Evitar a malha fina requer atenção e medidas proativas. A primeira regra é declarar corretamente o valor na ficha de Rendimentos Isentos e Não Tributáveis, informando também o CNPJ da seguradora. Para aqueles que mantêm o valor indenizado em conta ao longo do ano, é crucial refletir esse valor no saldo bancário declarado.

Outro aspecto importante é armazenar todos os documentos por um período mínimo de cinco anos. Apólices, comprovantes de pagamento e laudos de sinistro são fundamentais para comprovar a legalidade da indenização em caso de eventual fiscalização.

Se um contribuinte receber uma indenização que exceda o custo do bem, é altamente recomendável buscar ajuda especializada para avaliar o eventual ganho de capital, evitando assim autuações e problemas com o Fisco.

Revisar o informe da seguradora antes de concluir a declaração é igualmente essencial.
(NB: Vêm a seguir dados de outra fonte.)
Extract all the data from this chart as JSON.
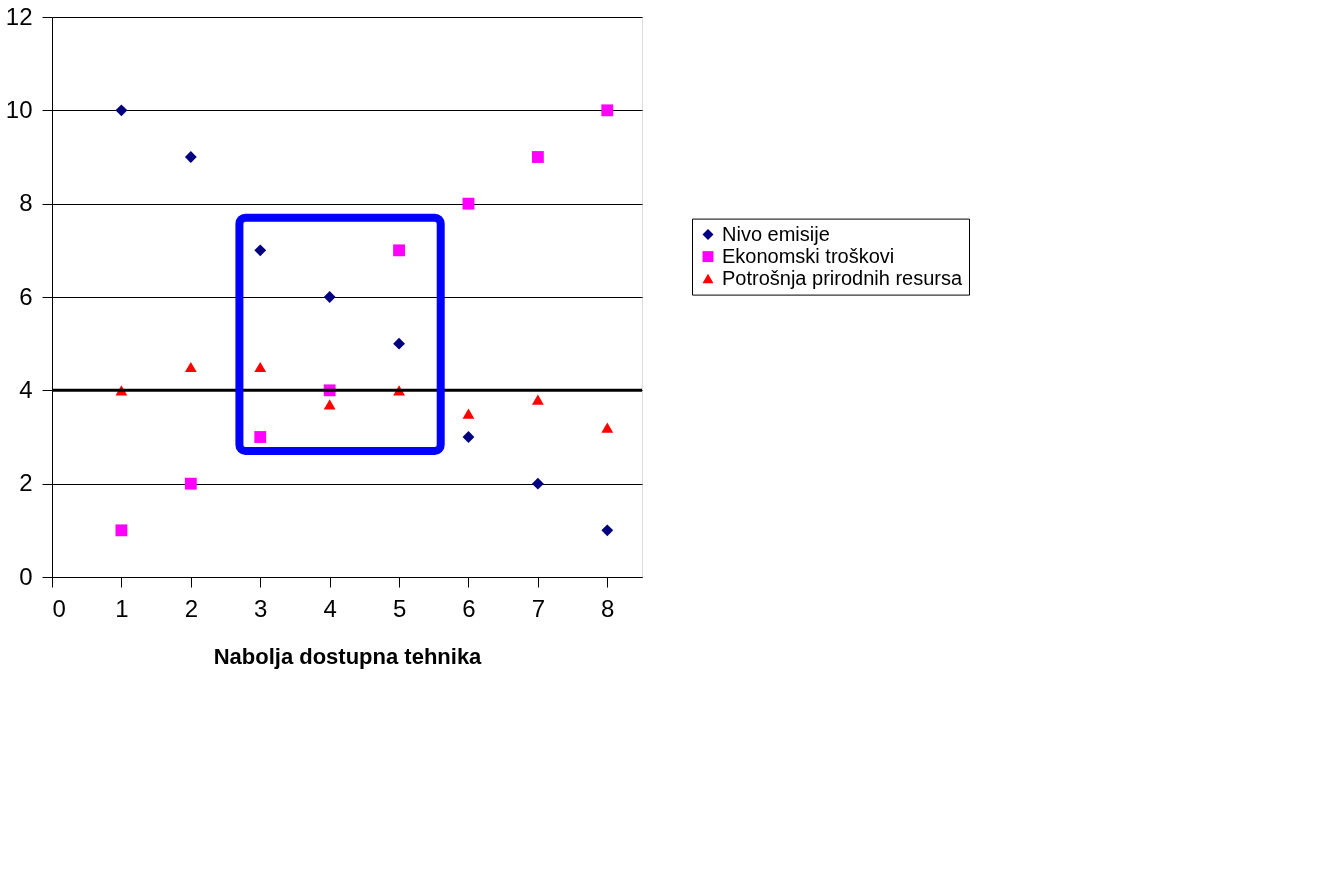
{
  "chart_data": {
    "type": "scatter",
    "xlabel": "Nabolja dostupna tehnika",
    "x": [
      1,
      2,
      3,
      4,
      5,
      6,
      7,
      8
    ],
    "xlim": [
      0,
      8.5
    ],
    "xticks": [
      0,
      1,
      2,
      3,
      4,
      5,
      6,
      7,
      8
    ],
    "ylim": [
      0,
      12
    ],
    "yticks": [
      0,
      2,
      4,
      6,
      8,
      10,
      12
    ],
    "grid": "y",
    "legend": "right",
    "series": [
      {
        "name": "Nivo emisije",
        "color": "#000080",
        "marker": "diamond",
        "values": [
          10,
          9,
          7,
          6,
          5,
          3,
          2,
          1
        ]
      },
      {
        "name": "Ekonomski troškovi",
        "color": "#ff00ff",
        "marker": "square",
        "values": [
          1,
          2,
          3,
          4,
          7,
          8,
          9,
          10
        ]
      },
      {
        "name": "Potrošnja prirodnih resursa",
        "color": "#ff0000",
        "marker": "triangle",
        "values": [
          4,
          4.5,
          4.5,
          3.7,
          4,
          3.5,
          3.8,
          3.2
        ]
      }
    ],
    "ref_lines": [
      {
        "axis": "y",
        "value": 4,
        "color": "#000000"
      }
    ]
  }
}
Caso haja a necessidade, o contribuinte pode optar por fazer uma retificação espontânea para corrigir eventuais discrepâncias e evitar complicações futuras.

Conclusão prática: o que fazer agora?

Se você recebeu uma indenização de seguro, o primeiro passo é revisar todos os recibos e documentos referentes ao valor. Certifique-se de que todos os dados estão corretos para que a declaração seja feita adequadamente.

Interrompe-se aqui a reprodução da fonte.